Pattern companies have, over the years, come up with various ways to help dressmakers fit different figures.  One of these schemes was Simplicity's half-size patterns.  If you look at vintage patterns, you run across them now and again.  I'd noticed that the bust, waist, and hip measurements had slightly different proportions.  But from the name "half-size" and the different measurements, one might reasonably assume that they were intended for women who fell in between the regular pattern sizes...

...but it turns out, that's not all.  I discovered this reading 1940s and 1950s sewing books, like this one.  It doesn't tell you all this on the pattern envelope, and if you don't really study and compare ALL the measurements, you might never know.  Here's what i learned:

Most patterns are drafted to fit someone who's about 5'6" or 5'7" - that part i knew.  Since i'm not that tall, i often have to check and adjust waist length, skirt length, sleeve length.  But a half-size pattern is drafted with narrower shoulders, a little fuller hip, and a shorter overall height - to fit someone 5'3" or 5'4".
This is really useful information, the sort that can save time and grief in fitting patterns (and as i don't have a dress form or a handy fitting assistant, the closer i can start to a good fit, the better...).  I think i need to keep expanding my collection of vintage sewing books, to cover different decades and pattern manufacturers - i don't know what other nuggets i have yet to discover!

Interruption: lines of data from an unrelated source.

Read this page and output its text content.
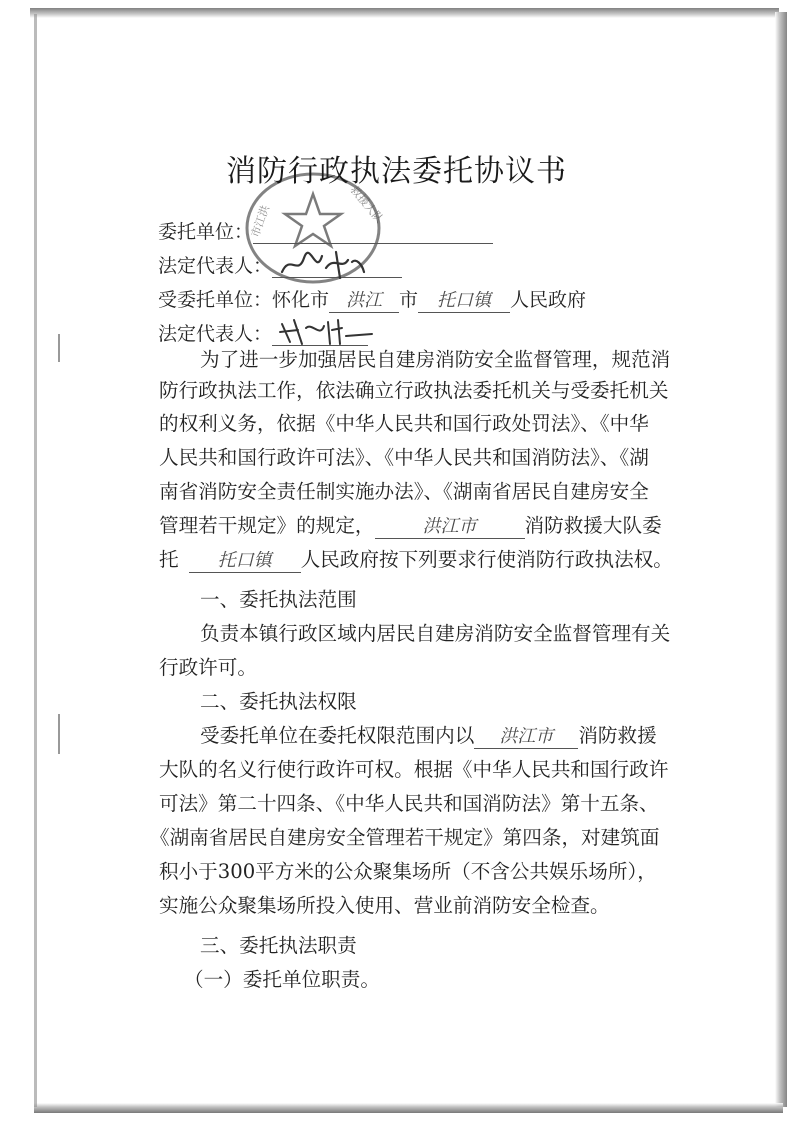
市江洪	救援大队
消防行政执法委托协议书
委托单位：
法定代表人：
受委托单位：怀化市 洪江 市 托口镇 人民政府
法定代表人：
为了进一步加强居民自建房消防安全监督管理，规范消
防行政执法工作，依法确立行政执法委托机关与受委托机关
的权利义务，依据《中华人民共和国行政处罚法》、《中华
人民共和国行政许可法》、《中华人民共和国消防法》、《湖
南省消防安全责任制实施办法》、《湖南省居民自建房安全
管理若干规定》的规定，	洪江市 消防救援大队委
托 托口镇 人民政府按下列要求行使消防行政执法权。
一、委托执法范围
负责本镇行政区域内居民自建房消防安全监督管理有关
行政许可。
二、委托执法权限
受委托单位在委托权限范围内以 洪江市 消防救援
大队的名义行使行政许可权。根据《中华人民共和国行政许
可法》第二十四条、《中华人民共和国消防法》第十五条、
《湖南省居民自建房安全管理若干规定》第四条，对建筑面
积小于300平方米的公众聚集场所（不含公共娱乐场所），
实施公众聚集场所投入使用、营业前消防安全检查。
三、委托执法职责
（一）委托单位职责。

I've got a fair collection of books, from the 1910s to the 1970s (excepting the 1930s - have to look for something to fill in that gap).  The good news is that you can now find a lot of this sort of thing reproduced online.  There's Google Books, of course, but my first stop would be VintageSewing.info - it's a great resource.  (For handy reference at the sewing table, though, it's hard to beat having a print edition in hand!)